Five albums and a full decade later, Mr. Demers returned to the quiet life of painting, and he was happy to do so, he said. He started off with a bang, attempting to create “explosions in a two-dimensional format,” he said. He calmed down, gradually, and focused on watercolors for some time, which taught him patience and an appreciation of the permanence of gesture, before returning to oils.

Perhaps he passed on those lessons to the amateur third-graders of the Springs School, where he was a visiting artist and taught African mask-making.
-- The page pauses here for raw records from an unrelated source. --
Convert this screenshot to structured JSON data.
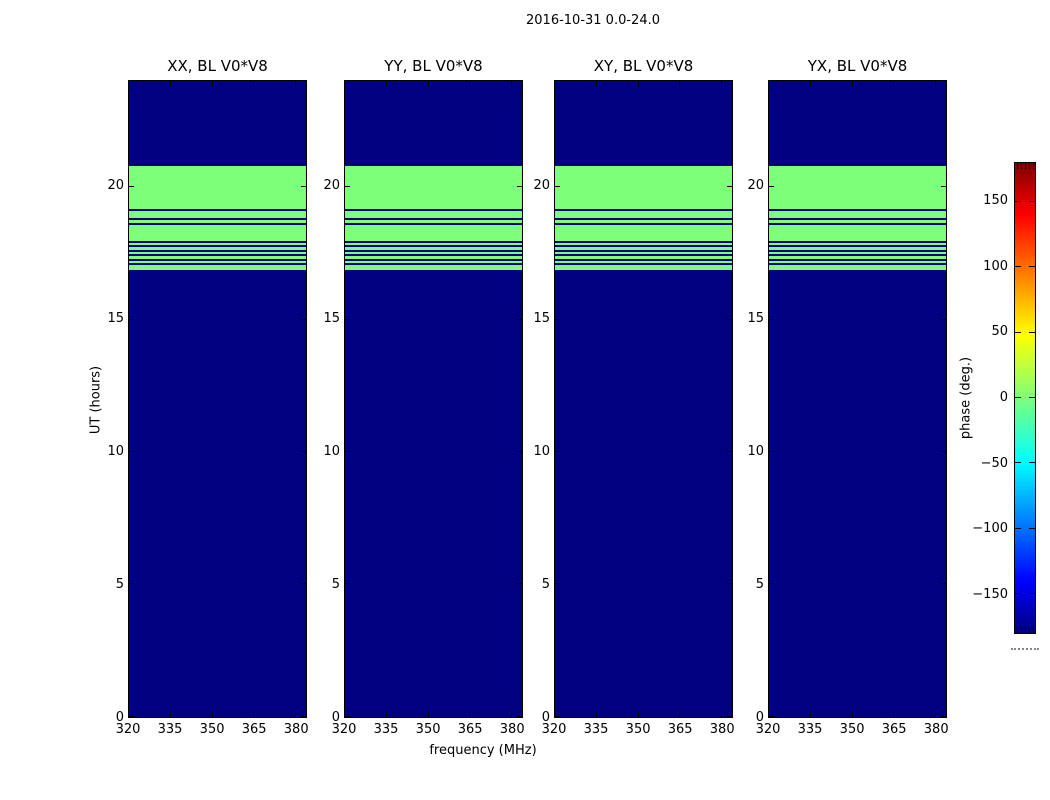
{
  "figure": {
    "title": "2016-10-31 0.0-24.0",
    "xlabel": "frequency (MHz)",
    "ylabel": "UT (hours)",
    "colorbar_label": "phase (deg.)"
  },
  "chart_data": {
    "type": "heatmap",
    "title": "2016-10-31 0.0-24.0",
    "panels": [
      {
        "title": "XX, BL V0*V8"
      },
      {
        "title": "YY, BL V0*V8"
      },
      {
        "title": "XY, BL V0*V8"
      },
      {
        "title": "YX, BL V0*V8"
      }
    ],
    "xlabel": "frequency (MHz)",
    "ylabel": "UT (hours)",
    "x_axis": {
      "label": "frequency (MHz)",
      "range_mhz": [
        320,
        383.5
      ],
      "ticks": [
        320,
        335,
        350,
        365,
        380
      ]
    },
    "y_axis": {
      "label": "UT (hours)",
      "range_hours": [
        0,
        24
      ],
      "ticks": [
        0,
        5,
        10,
        15,
        20
      ]
    },
    "colorbar": {
      "label": "phase (deg.)",
      "range_deg": [
        -180,
        180
      ],
      "ticks": [
        150,
        100,
        50,
        0,
        -50,
        -100,
        -150
      ],
      "colormap": "jet",
      "colormap_stops": [
        [
          0.0,
          "#000080"
        ],
        [
          0.11,
          "#0000ff"
        ],
        [
          0.365,
          "#00ffff"
        ],
        [
          0.5,
          "#7dff7a"
        ],
        [
          0.635,
          "#ffff00"
        ],
        [
          0.89,
          "#ff0000"
        ],
        [
          1.0,
          "#800000"
        ]
      ]
    },
    "ut_segments": [
      {
        "start": 0.0,
        "end": 16.86,
        "phase_deg": -180
      },
      {
        "start": 16.86,
        "end": 17.05,
        "phase_deg": 0
      },
      {
        "start": 17.05,
        "end": 17.12,
        "phase_deg": -180
      },
      {
        "start": 17.12,
        "end": 17.22,
        "phase_deg": 0
      },
      {
        "start": 17.22,
        "end": 17.29,
        "phase_deg": -180
      },
      {
        "start": 17.29,
        "end": 17.39,
        "phase_deg": 0
      },
      {
        "start": 17.39,
        "end": 17.46,
        "phase_deg": -180
      },
      {
        "start": 17.46,
        "end": 17.56,
        "phase_deg": 0
      },
      {
        "start": 17.56,
        "end": 17.63,
        "phase_deg": -180
      },
      {
        "start": 17.63,
        "end": 17.73,
        "phase_deg": 0
      },
      {
        "start": 17.73,
        "end": 17.8,
        "phase_deg": -180
      },
      {
        "start": 17.8,
        "end": 17.9,
        "phase_deg": 0
      },
      {
        "start": 17.9,
        "end": 17.97,
        "phase_deg": -180
      },
      {
        "start": 17.97,
        "end": 18.56,
        "phase_deg": 0
      },
      {
        "start": 18.56,
        "end": 18.64,
        "phase_deg": -180
      },
      {
        "start": 18.64,
        "end": 18.76,
        "phase_deg": 0
      },
      {
        "start": 18.76,
        "end": 18.84,
        "phase_deg": -180
      },
      {
        "start": 18.84,
        "end": 19.1,
        "phase_deg": 0
      },
      {
        "start": 19.1,
        "end": 19.18,
        "phase_deg": -180
      },
      {
        "start": 19.18,
        "end": 20.78,
        "phase_deg": 0
      },
      {
        "start": 20.78,
        "end": 24.0,
        "phase_deg": -180
      }
    ]
  }
}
“Kids are always the best artists; it’s so easy for them,” he said. “My daughter finishes a drawing and says, ‘Here, Daddy, you can frame this.’ It’s like beginner’s luck. All I can say is, ‘Go learn to tie your shoes.’”

The key is young artists haven’t developed the angst that comes later, he explains. He feels it regularly, he said, in the solitude of his studio and creative mind.

“I feel like I’m doing something really important and I feel like I’m the best in the world at it. I dream that I’m really changing the world and making it a better place and that everyone will love me and admire what I do. It fills me with confidence,” he said, and then riffed, “My ego is spinning out of control; President Obama is congratulating me and I’m up for the Nobel Peace Prize; there are some streets in Manhattan named after me … and then … I choose a wrong color, or spill some paint, and in a second my masterpiece is a POS and I’m totally depressed, sometimes for a couple of days, and my life is going nowhere and I’m a slacker artist that will end up in a box at a yard sale and the rent is due and my hands are frozen.

“It’s a totally schizophrenic lifestyle and not for everyone,” he concluded. “But I’m addicted to it, and have accepted it.”